Les crèches privées en plein (baby) boom
(AFP) – Les crèches privées connaissent une croissance insolente et, pour se démarquer, les leaders du secteur se sont lancés dans une surenchère d’innovations, allant jusqu’à expérimenter une crèche 4.0 truffée d’objets connectés.
15% des places en crèches sont maintenant gérées par des acteurs privés, alors qu’avant 2004, la quasi-totalité de ces établissements étaient municipaux. Beaucoup de villes délèguent désormais cette activité au privé; les entreprises aussi y réservent des places pour leurs salariés.
Le secteur a triplé depuis 2010, dépassant désormais le milliard d’euros de chiffre d’affaires, indique l’institut de recherche Xerfi dans son étude « Les crèches privées à l’horizon 2020 » publiée en février.
L’équation est simple: il y a 2,3 millions d’enfants de moins de trois ans en France … et seulement 436 000 places en crèche.
Outre les micro-crèches, dont le nombre explose, le marché se structure autour de trois gros acteurs: Babilou (500 crèches), Grandir (Les Petits Chaperons Rouges, 400 crèches) et People & Baby (300 crèches).
« Le privé a beaucoup fait pour le secteur », estime Odile Broglin, puéricultrice et cofondatrice de People & Baby.
Il est vrai que l’arrivée de nouveaux acteurs a donné un coup de fouet au secteur. Aujourd’hui, les crèches, privées comme publiques, ne sont plus des simples garderies mais des lieux éducatifs.
On y apprend ainsi le goût, avec des repas élaborés sur place à partir de produits frais et bio, et on y cultive des mini-potagers éducatifs. On y fait ensuite attention à l’environnement. Du « zen » et « du beau », des produits d’entretien non chimiques chez People and Baby; des structures en bois made in Jura pour La Maison Bleue.
Autres pratiques à la mode: utiliser la langue des signes pour aider les enfants qui ne parlent pas encore à gérer leurs émotions, faire faire du Qi Gong ou de la sophrologie.
« On les allonge sur le dos, doudou sur leur ventre et on leur fait lever le doudou vers le ciel », raconte Sylvain Forestier, président de La Maison bleue (250 crèches).
– Tétine-thermomètre –
En plein cœur du quartier du Marais à Paris, une crèche bilingue du groupe People & Baby va encore plus loin: robot-aspirateur qui joue et chante avec les enfants, tétines connectées qui prennent la température et transmettent la donnée sur le smartphone du puériculteur, tables lumineuses, vidéoprojecteurs qui projettent des ambiances comme des aquariums animés sur les murs….

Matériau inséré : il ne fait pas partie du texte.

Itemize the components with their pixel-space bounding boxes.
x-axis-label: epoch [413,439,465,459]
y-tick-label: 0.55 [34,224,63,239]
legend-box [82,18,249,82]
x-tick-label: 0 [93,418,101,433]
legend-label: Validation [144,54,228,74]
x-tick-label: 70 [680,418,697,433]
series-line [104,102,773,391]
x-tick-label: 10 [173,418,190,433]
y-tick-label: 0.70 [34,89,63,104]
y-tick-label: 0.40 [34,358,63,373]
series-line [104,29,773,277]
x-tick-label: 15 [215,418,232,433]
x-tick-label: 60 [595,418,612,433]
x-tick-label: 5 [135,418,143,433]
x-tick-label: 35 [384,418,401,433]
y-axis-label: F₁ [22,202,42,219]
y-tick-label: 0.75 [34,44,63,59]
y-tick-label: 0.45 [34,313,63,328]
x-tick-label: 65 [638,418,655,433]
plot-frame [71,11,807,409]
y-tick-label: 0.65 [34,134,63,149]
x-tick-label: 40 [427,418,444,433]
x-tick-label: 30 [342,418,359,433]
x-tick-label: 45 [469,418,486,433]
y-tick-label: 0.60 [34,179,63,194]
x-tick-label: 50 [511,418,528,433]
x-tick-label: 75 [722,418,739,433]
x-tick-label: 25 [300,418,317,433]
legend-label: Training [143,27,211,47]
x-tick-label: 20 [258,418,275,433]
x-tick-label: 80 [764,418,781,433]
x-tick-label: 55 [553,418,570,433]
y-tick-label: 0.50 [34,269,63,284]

Le tout fonctionnant sans wifi, formellement interdit dans les crèches.
« Ca suscite beaucoup de questions, mais ce sont avant tout des choses étonnantes et rigolotes qui correspondent à l’air du temps et au quartier », tempère Anaïs Nagid, la directrice de la crèche.

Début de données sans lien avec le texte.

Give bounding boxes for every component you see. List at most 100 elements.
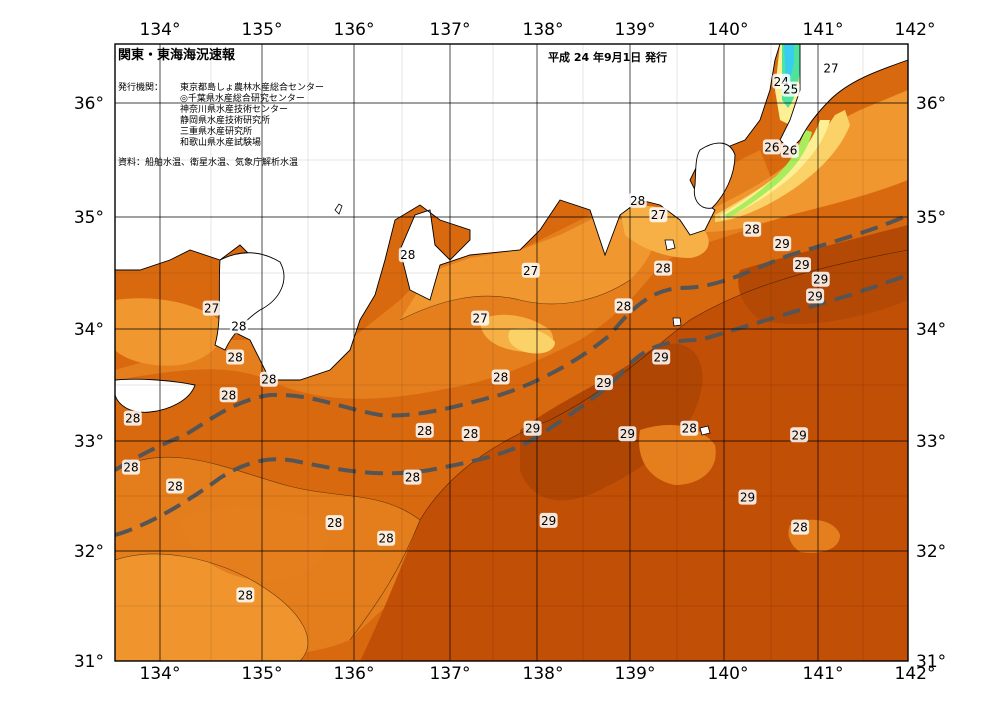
isotherm-label: 28 (417, 424, 432, 438)
lon-tick-label: 139° (615, 664, 656, 684)
lon-tick-label: 134° (140, 20, 181, 40)
isotherm-label-bg (415, 422, 434, 438)
isotherm-label: 28 (630, 194, 645, 208)
isotherm-label: 29 (794, 258, 809, 272)
isotherm-label-bg (654, 260, 673, 276)
sst-zone-25-boso (720, 120, 830, 220)
lon-tick-label: 141° (803, 20, 844, 40)
issuers-label: 発行機関： (118, 81, 163, 93)
isotherm-label: 28 (327, 516, 342, 530)
isotherm-label-bg (219, 387, 238, 403)
isotherm-label: 29 (813, 273, 828, 287)
island-oshima (664, 239, 676, 251)
isotherm-label: 27 (472, 312, 487, 326)
sst-zone-24-boso (725, 130, 812, 218)
isotherm-label: 28 (463, 427, 478, 441)
isotherm-label: 29 (740, 491, 755, 505)
boso-peninsula (693, 142, 736, 209)
isotherm-label: 28 (400, 248, 415, 262)
isotherm-label: 28 (655, 262, 670, 276)
isotherm-label: 26 (764, 140, 779, 154)
sst-zone-27-southwest (115, 554, 308, 661)
sst-zone-29-core (520, 343, 703, 501)
isotherm-label: 29 (775, 237, 790, 251)
isotherm-label-bg (471, 310, 490, 326)
lon-tick-label: 137° (430, 664, 471, 684)
shikoku-edge (115, 378, 196, 413)
issuer-org: 静岡県水産技術研究所 (180, 114, 270, 126)
isotherm-label-bg (791, 519, 810, 535)
isotherm-label: 29 (654, 351, 669, 365)
isotherm-label-bg (652, 349, 671, 365)
isotherm-label-bg (166, 478, 185, 494)
lat-tick-label: 36° (74, 94, 104, 114)
issue-date: 平成 24 年9月1日 発行 (548, 50, 667, 64)
lon-tick-label: 135° (242, 20, 283, 40)
isotherm-label: 29 (525, 422, 540, 436)
lon-tick-label: 137° (430, 20, 471, 40)
sst-zone-27-west (115, 298, 223, 366)
isotherm-label-bg (806, 288, 825, 304)
graticule (115, 44, 908, 661)
isotherm-label-bg (811, 271, 830, 287)
lon-tick-label: 135° (242, 664, 283, 684)
isotherm-label-bg (325, 515, 344, 531)
header: 関東・東海海況速報 平成 24 年9月1日 発行 発行機関： 東京都島しょ農林水… (118, 47, 667, 168)
lat-tick-label: 31° (916, 652, 946, 672)
isotherm-label-bg (618, 426, 637, 442)
isotherm-label: 25 (783, 83, 798, 97)
lat-tick-label: 34° (916, 320, 946, 340)
lat-tick-label: 36° (916, 94, 946, 114)
lat-tick-label: 34° (74, 320, 104, 340)
lon-tick-label: 139° (615, 20, 656, 40)
sst-zone-26-patch (508, 328, 555, 354)
isotherm-label: 29 (596, 376, 611, 390)
island-hachijo (699, 425, 711, 436)
isotherm-label: 28 (227, 351, 242, 365)
lat-tick-label: 32° (74, 542, 104, 562)
lon-tick-label: 142° (895, 20, 936, 40)
lon-tick-label: 136° (334, 664, 375, 684)
isotherm-label: 29 (620, 427, 635, 441)
isotherm-label: 28 (405, 471, 420, 485)
isotherm-label-bg (229, 318, 248, 334)
island-small (334, 203, 343, 215)
isotherm-label-bg (523, 420, 542, 436)
isotherm-label: 28 (221, 388, 236, 402)
lat-tick-label: 31° (74, 652, 104, 672)
lon-tick-label: 141° (803, 664, 844, 684)
ibaraki-coast (779, 44, 908, 151)
graticule-minor (115, 44, 908, 661)
isotherm-lines (115, 249, 908, 661)
isotherm-label-bg (793, 257, 811, 273)
isotherm-label-bg (790, 427, 809, 443)
isotherm-label-bg (539, 512, 558, 528)
isotherm-label-bg (773, 236, 792, 252)
lon-tick-label: 136° (334, 20, 375, 40)
lon-tick-label: 142° (895, 664, 936, 684)
isotherm-label: 28 (745, 223, 760, 237)
isotherm-label-bg (122, 459, 140, 475)
lon-tick-label: 134° (140, 664, 181, 684)
isotherm-label-bg (822, 60, 840, 76)
lon-tick-label: 140° (708, 20, 749, 40)
isotherm-label-bg (403, 469, 422, 485)
lat-tick-label: 33° (916, 432, 946, 452)
isotherm-label: 29 (807, 289, 822, 303)
issuer-org: 三重県水産研究所 (180, 125, 252, 137)
isotherm-label-bg (123, 410, 142, 426)
isotherm-label: 28 (167, 480, 182, 494)
isotherm-label: 27 (651, 208, 666, 222)
isotherm-label: 28 (125, 412, 140, 426)
lon-tick-label: 138° (523, 20, 564, 40)
isotherm-label: 28 (792, 521, 807, 535)
sst-zone-28-south-inner (180, 506, 328, 581)
isotherm-label: 28 (261, 373, 276, 387)
isotherm-label: 27 (523, 264, 538, 278)
isotherm-label: 28 (616, 299, 631, 313)
isotherm-label-bg (680, 420, 699, 436)
isotherm-label-bg (743, 221, 762, 237)
isotherm-label-bg (614, 298, 633, 314)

People & Baby, qui revendique une approche haut de gamme, veut poser le sujet sur la table et… faire parler de lui. la société a ainsi organisé deux expositions, à Lyon et Paris, présentant des objets connectés, glanés notamment au salon de l’électronique CES de Las Vegas.
On y voyait un berceau qui détecte par des capteurs mouvements et pleurs pour se balancer automatiquement. Ou un body connecté à une application permettant de mesurer la respiration, la position, la température de l’enfant.
Des initiatives observées fraîchement par ses concurrents. « Le numérique ne peut pas se substituer à l’accompagnement de professionnels » car « le cerveau de l’enfant se développe de 35 à 85% entre la naissance et cinq ans en fonction des liens permanents qu’il a avec son environnement », réagit-on chez Babilou.
« La technologie doit être au service de la pédagogie et la tétine connectée, je suis pas certain que ça apporte quelque chose. Ca pose surtout la question de cet objet connecté dans la bouche d’un enfant », observe M. Forestier, par ailleurs président de la Fédération française des entreprises de crèches (FFEC) dont People & Baby n’est plus membre.
Des positionnements différents, parfois gadgets, signe d’un secteur qui devient progressivement concurrentiel. Et qui a encore de gros défis à relever selon Cathy Alegria, auteure de l’étude Xerfi: mettre fin à la pénurie d’auxiliaires de puériculture et éviter une baisse des fonds publics qui les financent en majorité.